# A Problem

elopawn
Posers and Puzzles 23 Apr '05 03:27
1. 23 Apr '05 03:27
Find a number divisible by 41 whose digits are all nines. Without doing the division find the remainder when
90 000 800 007 000 060 000 500 004 000 030 000 200 001 is divided by 41.
2. 25 Apr '05 05:38
Originally posted by elopawn
Find a number divisible by 41 whose digits are all nines. Without doing the division find the remainder when
90 000 800 007 000 060 000 500 004 000 030 000 200 001 is divided by 41.
oh no..i have only ten fingers
3. 25 Apr '05 07:032 edits
ðŸ˜µðŸ˜µðŸ˜µðŸ˜µ

i think i got it
4. 25 Apr '05 12:161 edit
Originally posted by Jusuh
oh no..i have only ten fingers
Need a clue?

Think about dividing 100, 1000, 10000, 100000 by 41 and the remainders of them. Eg they are 18, 16, 37 and 1.

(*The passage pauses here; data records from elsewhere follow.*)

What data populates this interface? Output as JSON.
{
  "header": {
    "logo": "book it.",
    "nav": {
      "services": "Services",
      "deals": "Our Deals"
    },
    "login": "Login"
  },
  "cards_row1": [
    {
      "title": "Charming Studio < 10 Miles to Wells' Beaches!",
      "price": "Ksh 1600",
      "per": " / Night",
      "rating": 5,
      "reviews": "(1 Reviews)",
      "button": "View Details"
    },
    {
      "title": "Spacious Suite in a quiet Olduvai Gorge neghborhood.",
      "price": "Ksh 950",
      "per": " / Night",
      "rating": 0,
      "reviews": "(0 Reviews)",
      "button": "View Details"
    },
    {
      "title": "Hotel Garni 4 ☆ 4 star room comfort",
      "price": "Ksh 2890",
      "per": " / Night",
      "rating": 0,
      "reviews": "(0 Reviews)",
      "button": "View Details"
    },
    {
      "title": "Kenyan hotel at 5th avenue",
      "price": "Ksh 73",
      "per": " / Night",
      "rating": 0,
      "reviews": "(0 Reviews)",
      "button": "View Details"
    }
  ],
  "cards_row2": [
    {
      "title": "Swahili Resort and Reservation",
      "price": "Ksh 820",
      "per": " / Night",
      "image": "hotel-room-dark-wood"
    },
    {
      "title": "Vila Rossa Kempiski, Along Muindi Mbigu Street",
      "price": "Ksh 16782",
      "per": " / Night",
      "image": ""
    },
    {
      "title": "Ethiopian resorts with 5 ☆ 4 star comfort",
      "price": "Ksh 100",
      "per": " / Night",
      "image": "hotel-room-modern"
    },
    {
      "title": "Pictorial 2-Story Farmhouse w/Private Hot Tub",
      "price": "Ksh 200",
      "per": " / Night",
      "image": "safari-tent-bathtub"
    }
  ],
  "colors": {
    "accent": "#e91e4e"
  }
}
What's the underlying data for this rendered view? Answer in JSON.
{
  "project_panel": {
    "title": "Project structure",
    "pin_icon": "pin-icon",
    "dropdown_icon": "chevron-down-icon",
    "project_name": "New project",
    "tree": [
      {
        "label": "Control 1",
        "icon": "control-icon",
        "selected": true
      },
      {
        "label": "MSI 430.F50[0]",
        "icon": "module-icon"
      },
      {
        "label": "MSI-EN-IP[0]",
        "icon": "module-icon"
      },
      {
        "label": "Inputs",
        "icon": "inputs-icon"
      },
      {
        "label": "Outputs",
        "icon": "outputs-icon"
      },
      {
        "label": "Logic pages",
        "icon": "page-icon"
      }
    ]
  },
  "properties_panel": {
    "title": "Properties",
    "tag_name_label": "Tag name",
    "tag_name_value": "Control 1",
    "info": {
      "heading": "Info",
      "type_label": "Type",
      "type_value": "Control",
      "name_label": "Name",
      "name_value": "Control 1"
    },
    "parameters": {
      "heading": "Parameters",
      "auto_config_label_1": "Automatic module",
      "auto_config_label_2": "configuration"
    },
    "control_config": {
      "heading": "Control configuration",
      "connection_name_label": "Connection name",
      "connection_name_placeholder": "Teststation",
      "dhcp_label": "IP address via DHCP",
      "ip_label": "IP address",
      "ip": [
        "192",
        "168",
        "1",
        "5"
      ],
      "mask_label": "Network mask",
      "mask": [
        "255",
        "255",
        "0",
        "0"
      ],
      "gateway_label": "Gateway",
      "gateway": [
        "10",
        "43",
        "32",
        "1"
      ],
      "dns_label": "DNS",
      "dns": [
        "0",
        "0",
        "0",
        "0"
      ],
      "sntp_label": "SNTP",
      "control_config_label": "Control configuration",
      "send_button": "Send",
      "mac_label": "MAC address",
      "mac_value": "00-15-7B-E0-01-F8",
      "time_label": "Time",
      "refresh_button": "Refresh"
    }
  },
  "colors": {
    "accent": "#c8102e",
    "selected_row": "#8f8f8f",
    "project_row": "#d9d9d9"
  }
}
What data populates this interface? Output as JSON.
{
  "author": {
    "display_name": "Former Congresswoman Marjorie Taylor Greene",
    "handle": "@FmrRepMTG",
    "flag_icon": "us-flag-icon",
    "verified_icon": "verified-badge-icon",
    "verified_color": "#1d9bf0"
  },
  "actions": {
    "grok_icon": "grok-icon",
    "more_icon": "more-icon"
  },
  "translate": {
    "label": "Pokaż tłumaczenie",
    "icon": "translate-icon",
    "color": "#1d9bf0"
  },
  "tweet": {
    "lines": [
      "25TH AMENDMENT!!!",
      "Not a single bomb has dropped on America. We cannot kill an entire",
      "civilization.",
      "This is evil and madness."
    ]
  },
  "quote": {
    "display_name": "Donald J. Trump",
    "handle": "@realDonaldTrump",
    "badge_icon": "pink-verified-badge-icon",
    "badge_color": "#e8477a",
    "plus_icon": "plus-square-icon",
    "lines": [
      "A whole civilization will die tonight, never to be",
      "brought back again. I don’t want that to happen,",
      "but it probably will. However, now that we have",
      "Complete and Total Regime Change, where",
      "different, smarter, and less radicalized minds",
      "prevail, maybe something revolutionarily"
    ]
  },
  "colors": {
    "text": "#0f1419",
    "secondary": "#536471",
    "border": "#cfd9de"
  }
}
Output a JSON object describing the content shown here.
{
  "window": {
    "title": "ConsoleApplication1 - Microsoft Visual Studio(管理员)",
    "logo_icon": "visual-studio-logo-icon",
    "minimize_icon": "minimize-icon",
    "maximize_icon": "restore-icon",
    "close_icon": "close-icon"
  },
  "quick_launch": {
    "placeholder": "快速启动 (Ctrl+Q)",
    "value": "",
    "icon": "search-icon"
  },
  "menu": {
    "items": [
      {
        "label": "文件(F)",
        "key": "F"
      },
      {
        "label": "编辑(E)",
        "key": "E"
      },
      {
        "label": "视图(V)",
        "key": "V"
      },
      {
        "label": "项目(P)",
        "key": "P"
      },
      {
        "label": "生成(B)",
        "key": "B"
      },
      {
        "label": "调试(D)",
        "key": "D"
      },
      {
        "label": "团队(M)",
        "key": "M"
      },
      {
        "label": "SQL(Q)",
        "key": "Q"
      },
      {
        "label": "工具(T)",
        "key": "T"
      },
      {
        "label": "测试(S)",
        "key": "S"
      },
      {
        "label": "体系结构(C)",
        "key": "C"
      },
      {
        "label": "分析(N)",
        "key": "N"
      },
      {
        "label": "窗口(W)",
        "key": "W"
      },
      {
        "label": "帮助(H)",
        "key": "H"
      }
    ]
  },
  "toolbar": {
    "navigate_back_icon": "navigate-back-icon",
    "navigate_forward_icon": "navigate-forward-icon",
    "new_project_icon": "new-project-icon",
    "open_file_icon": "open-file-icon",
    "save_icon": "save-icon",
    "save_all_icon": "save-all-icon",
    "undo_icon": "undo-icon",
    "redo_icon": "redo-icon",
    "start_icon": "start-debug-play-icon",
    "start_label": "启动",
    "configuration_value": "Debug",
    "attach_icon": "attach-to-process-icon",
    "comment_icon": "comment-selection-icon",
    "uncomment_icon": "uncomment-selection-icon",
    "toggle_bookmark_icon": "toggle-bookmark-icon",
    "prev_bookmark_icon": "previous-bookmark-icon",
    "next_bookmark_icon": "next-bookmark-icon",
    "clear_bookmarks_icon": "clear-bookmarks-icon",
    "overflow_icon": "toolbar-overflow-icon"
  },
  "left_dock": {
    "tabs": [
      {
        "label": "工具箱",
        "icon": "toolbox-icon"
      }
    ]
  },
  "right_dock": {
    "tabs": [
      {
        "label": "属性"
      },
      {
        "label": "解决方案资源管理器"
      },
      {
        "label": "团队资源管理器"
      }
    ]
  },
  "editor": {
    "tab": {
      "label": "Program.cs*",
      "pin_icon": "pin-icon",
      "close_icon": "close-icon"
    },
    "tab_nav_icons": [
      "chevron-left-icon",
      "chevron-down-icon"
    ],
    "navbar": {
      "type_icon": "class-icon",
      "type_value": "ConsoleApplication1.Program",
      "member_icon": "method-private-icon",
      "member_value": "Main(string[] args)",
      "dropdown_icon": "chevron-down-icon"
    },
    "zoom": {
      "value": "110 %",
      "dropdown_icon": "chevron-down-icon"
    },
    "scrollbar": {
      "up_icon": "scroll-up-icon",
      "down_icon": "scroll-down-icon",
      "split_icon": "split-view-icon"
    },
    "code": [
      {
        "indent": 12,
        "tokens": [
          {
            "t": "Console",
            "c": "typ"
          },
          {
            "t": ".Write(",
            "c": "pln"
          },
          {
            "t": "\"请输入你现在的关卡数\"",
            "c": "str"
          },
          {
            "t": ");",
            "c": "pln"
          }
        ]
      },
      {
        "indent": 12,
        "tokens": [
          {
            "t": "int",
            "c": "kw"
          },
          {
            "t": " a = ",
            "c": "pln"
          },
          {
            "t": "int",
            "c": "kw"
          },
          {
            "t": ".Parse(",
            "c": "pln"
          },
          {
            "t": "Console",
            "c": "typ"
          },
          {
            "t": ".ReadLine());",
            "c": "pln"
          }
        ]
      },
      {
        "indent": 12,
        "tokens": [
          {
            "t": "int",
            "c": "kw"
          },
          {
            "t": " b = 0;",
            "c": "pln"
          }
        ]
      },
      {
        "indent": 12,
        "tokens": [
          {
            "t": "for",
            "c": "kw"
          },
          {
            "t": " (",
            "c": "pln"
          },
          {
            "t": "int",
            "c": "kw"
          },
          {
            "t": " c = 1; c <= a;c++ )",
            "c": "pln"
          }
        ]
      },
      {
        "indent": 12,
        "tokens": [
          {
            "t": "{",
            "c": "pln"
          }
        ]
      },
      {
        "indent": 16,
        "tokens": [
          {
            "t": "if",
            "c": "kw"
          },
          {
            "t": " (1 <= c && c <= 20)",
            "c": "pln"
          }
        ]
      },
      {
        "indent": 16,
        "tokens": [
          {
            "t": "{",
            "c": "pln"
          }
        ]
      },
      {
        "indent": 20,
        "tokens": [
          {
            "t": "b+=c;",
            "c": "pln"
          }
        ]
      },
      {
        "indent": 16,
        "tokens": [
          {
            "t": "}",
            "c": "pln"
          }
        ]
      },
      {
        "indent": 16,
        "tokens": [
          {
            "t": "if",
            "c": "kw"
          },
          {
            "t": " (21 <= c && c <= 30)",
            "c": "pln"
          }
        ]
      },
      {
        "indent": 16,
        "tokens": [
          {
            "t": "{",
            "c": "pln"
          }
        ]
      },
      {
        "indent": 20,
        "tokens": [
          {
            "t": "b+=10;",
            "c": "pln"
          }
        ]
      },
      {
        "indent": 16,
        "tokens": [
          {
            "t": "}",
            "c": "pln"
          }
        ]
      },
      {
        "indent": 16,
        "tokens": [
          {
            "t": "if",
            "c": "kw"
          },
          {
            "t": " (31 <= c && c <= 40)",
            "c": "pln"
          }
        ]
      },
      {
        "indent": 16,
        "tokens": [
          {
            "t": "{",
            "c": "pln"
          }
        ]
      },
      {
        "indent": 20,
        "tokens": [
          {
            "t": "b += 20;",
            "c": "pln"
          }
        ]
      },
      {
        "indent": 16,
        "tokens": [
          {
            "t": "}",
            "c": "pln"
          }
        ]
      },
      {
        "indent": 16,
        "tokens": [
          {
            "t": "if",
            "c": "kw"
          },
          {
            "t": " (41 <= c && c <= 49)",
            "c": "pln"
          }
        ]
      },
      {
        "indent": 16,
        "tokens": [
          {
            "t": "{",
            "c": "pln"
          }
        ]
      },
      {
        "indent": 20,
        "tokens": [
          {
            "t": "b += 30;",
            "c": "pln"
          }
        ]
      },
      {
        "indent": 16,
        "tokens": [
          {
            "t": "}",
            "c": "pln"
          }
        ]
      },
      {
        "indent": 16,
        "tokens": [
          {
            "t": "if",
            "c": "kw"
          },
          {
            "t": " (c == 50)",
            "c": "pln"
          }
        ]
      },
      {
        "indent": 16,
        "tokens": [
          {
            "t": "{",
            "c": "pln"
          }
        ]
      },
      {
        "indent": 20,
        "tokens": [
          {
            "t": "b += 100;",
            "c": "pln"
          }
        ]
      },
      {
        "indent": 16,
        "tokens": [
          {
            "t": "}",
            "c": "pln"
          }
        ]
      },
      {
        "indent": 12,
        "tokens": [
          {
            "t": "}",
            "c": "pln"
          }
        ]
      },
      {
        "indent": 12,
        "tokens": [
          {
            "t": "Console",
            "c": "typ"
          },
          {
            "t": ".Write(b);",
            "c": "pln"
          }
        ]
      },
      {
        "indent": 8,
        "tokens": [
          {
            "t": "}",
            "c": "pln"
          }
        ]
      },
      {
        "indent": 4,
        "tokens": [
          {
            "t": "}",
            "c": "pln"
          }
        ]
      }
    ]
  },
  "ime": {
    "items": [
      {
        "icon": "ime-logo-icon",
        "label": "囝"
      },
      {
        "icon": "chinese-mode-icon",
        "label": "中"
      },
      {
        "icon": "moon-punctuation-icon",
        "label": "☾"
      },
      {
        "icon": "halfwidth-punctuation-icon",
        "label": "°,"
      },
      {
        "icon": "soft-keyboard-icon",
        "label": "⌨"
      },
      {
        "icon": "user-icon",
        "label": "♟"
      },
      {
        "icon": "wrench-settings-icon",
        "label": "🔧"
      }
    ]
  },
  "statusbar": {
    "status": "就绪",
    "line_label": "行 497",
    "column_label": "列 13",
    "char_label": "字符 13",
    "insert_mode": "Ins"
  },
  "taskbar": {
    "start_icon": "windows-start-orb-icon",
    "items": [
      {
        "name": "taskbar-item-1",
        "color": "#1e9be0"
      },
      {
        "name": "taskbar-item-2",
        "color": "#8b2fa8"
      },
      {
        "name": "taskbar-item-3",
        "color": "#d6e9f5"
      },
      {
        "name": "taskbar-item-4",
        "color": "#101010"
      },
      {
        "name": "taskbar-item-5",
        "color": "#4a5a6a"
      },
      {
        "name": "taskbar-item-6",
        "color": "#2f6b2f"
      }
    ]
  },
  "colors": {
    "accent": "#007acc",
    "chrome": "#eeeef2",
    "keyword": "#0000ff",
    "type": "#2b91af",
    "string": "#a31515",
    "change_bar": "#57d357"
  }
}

How does this relate to the question?
5. 25 Apr '05 17:57
Originally posted by elopawn
Find a number divisible by 41 whose digits are all nines. .
FLT

6. 25 Apr '05 21:35
oh, i got a headache.ðŸ™„
7. 26 Apr '05 05:24
9999999999
243902439
8. 26 Apr '05 07:55
Originally posted by THUDandBLUNDER
FLT

What's FLT stand for?

Anyway I'll post the answer if no one gets it in a day.
9. 26 Apr '05 09:522 edits
Originally posted by elopawn
What's FLT stand for?
Fermat's Little Theorem:

http://mathworld.wolfram.com/FermatsLittleTheorem.html
10. 26 Apr '05 10:311 edit
Fermat's Little Throrem? The problem does not relate to it.
I'll post the answer now if you want it, it actually after you see it is rather simple.
11. 26 Apr '05 10:401 edit
Ok so we know after dividing bu 100, 1000, 10000, 100000 by 41 we get-- 18, 16, 37, 1

Thus 99999 is divisible by 41.

Let x=90 000 800 007 000 060 000 500 004 000 030 000 200 001

=9* 10power40 + 8* 10power35 +7* 10power30 + 6* 10power25 + 5* 10power20 + 4* 10power15 + 3* 10power10 + 2* 10power5 + 1

From the above, 10power5 leaves a remainder of 1 when divided by 41.

Thus the remainders of each term of the sum are 9,8,7,6,5,4,3,2,1 !!

The sum of the remainders is 45 and so the remainder when x is divided by 41 is 4 !!

12. 26 Apr '05 11:462 edits
Originally posted by phgao
Fermat's Little Throrem? The problem does not relate to it.
a^(p-1) - 1 = 0 (mod p) where a is a positive integer and p is a prime.

In your problem, a = 10 and p = 41

Therefore the number 10^40 - 1 is divisble by 41

As you didn't ask for the smallest such number, this answers your first question rather more quickly than your trial-and-error method.
13. 26 Apr '05 13:19
Originally posted by THUDandBLUNDER
a^(p-1) - 1 = 0 (mod p) where a is a positive integer and p is a prime.

In your problem, a = 10 and p = 41

Therefore the number 10^40 - 1 is divisble by 41

As you didn't ask for the smallest such number, this answers your first question rather more quickly than your trial-and-error method.
Oh thanks for that insight T&B! I appreciate it.
14. 26 Apr '05 15:42
Originally posted by phgao
Oh thanks for that insight T&B! I appreciate it.
Sorry, I thought I was replying to the original poster (elopawn).